Il abrite le Système de contrôle d’attitude composé de réservoirs  pressurisés à l’azote et de 4 blocs moteurs orientés avant (+Z), arrière (-Z), gauche (+X) et droit (-X). Chaque bloc supporte 2 moteurs de 40 daN orientés de 20° vers le bas et 2 moteurs de 10 daN orientés latéralement. Le bureau d’étude de Yangel n’ayant pas d’expérience dans le domaine, c’est le bureau d’étude d’Aleksei Isaev qui prit en charge leur développement. Destiné à modifier l’attitude latérale mais également horizontale du LK, le système dispose d’une réserve d’ergols (N2O4/UDMH) de 100kg. Situé au point le plus haut du vaisseau, les ingénieurs ont du faire preuve d’ingéniosité pour gérer le centre de gravité, les obligeant à mixer les deux réservoirs avec une membrane commune. Une première en URSS.

Le système de jonction Kontact

Au moment de la conception du LK, les essais sur les systèmes de jonctions permettant le passage des cosmonautes au travers (type Apollo) posaient quelques soucis en URSS. D’autre part, comme le bilan de masse du programme explosait de toute part, il fut décidé de mettre au point un mécanisme simple de capture, permettant une liaison rigide entre le vaisseau orbital (actif) et le vaisseau lunaire (passif). Le cosmonaute souhaitant passer du vaisseau orbital vers le module lunaire devait effectuer une simple sortie extra véhiculaire, exercice qui fut répétée lors de la mission Soyouz 4 et 5. 

Sur le LK, au-dessus du bloc de contrôle d’attitude, est installée une structure circulaire épaisse, de 108 cm de diamètre. Elle est perforée de 96 trous hexagonaux dans l’un desquels doit pénétrer la tige active du vaisseau orbite (LOK). Le mécanisme devait être testé avec deux Soyouz en orbite terrestre, mais la mission fut repoussée à plusieurs reprises avant d’être abandonnée à l’arrêt de programme.

Thermorégulation

Entourant la plaque perforée du système de jonction Kontact, se trouve le système de régulation thermique, échangeur prenant la forme d’une plaque métallique circulaire. En cas d’échec de jonction, cette plaque assure également une protection complémentaire de l’habitacle contre la pointe avant du LOK.

 

Le Block moteur du LK.

Contrairement à Apollo, c’est au même Block moteur que l’on va confier la phase finale de l’alunissage et la remontée en orbite.

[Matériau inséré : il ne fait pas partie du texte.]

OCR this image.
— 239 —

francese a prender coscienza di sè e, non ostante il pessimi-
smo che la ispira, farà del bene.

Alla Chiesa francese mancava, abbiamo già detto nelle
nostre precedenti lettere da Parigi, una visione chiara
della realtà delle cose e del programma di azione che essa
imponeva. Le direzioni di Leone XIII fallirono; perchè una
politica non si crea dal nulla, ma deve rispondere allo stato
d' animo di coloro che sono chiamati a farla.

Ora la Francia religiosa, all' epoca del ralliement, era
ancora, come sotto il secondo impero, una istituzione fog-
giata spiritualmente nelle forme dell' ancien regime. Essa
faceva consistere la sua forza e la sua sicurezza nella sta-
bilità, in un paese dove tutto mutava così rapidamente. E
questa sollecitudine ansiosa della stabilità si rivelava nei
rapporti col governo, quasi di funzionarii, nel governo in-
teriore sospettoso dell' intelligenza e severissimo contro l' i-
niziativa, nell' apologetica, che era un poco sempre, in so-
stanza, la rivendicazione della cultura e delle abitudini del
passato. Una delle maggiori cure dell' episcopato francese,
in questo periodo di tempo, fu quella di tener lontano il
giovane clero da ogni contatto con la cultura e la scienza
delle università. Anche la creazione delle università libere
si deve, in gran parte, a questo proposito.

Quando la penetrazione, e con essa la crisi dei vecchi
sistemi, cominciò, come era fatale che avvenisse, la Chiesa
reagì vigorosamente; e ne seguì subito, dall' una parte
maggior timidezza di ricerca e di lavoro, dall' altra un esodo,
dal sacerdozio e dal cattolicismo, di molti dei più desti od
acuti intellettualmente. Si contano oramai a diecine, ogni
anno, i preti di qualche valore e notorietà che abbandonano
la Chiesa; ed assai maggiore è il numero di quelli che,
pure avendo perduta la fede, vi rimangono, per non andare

Le Block E, semble accuser une masse de prés de 3 tonnes – 2 950 kg exactement. Sa masse à vide avoisine les 550 kg, ce qui laisse prés de 2 400 kg de carburant, principalement destinés à la remonté en orbite – 2 100 kg. Les premiers 280 kg sont consommés quand le LK prend son autonomie pour se poser, après le largage du Block D. (voir la description de la mission dans E&E sep/oct 2011)

Le moteur du Block E est en fait composé de deux moteurs pour des raisons évidentes de sécurité.

  • 1 principal, mono tuyère, dénommé RD-858 de 2 050 kg de poussée.

  • 1 secondaire, dit de réserve, RD-859 de 2 000 kg de poussée, équipé de deux tuyères.

Pendant l’alunissage, suite à la séparation du Block D, les deux moteurs du LK sont mis à feu simultanément. C’est seulement après vérification automatique du bon fonctionnement du moteur principal que les deux tuyères du moteur secondaire sont coupées. Dans le cas contraire, le moteur principal est éteint et le moteur secondaire assure le retour vers le vaisseau orbital.

Pour quitter la Lune, le même processus est prévu. Allumage des deux moteurs, extinction du secondaire et mise en orbite sur le moteur principal.

Une cinquantaine de seconde de pleine puissance sont prévue pour l’alunissage et afin de laisser au pilote la possibilité de choisir le point d’alunissage, la poussée du moteur principal peut être réduite à 850 kg pendant une centaine de secondes. Il semble qu’en fin de programme, ces chiffres furent révisés à la baisse ne laissant que 15 à 20 secondes de vol plané pour aller trouver un point d’alunissage 100 m plus éloigné que le point d’origine. Pour la remonté en orbite, le moteur dispose de 350 secondes de fonctionnement en pleine puissance.

 

Contrairement au lanceur N1, un nombre important de tests furent effectués. Fin 1972 on comptait plus de 250 allumages du moteur !

     

Sous les 3 tuyères des deux moteurs – et accessoirement des 4 tuyères d’échappement des turbines des moteurs, les concepteurs ont installé deux volets, à l’image de deux lèvres qui se ferment au moment ou le moteur est coupé, afin de protéger celui-ci des éventuelles projections intempestives du sol lunaire.  Leur ouverture s’effectue juste avant le décollage.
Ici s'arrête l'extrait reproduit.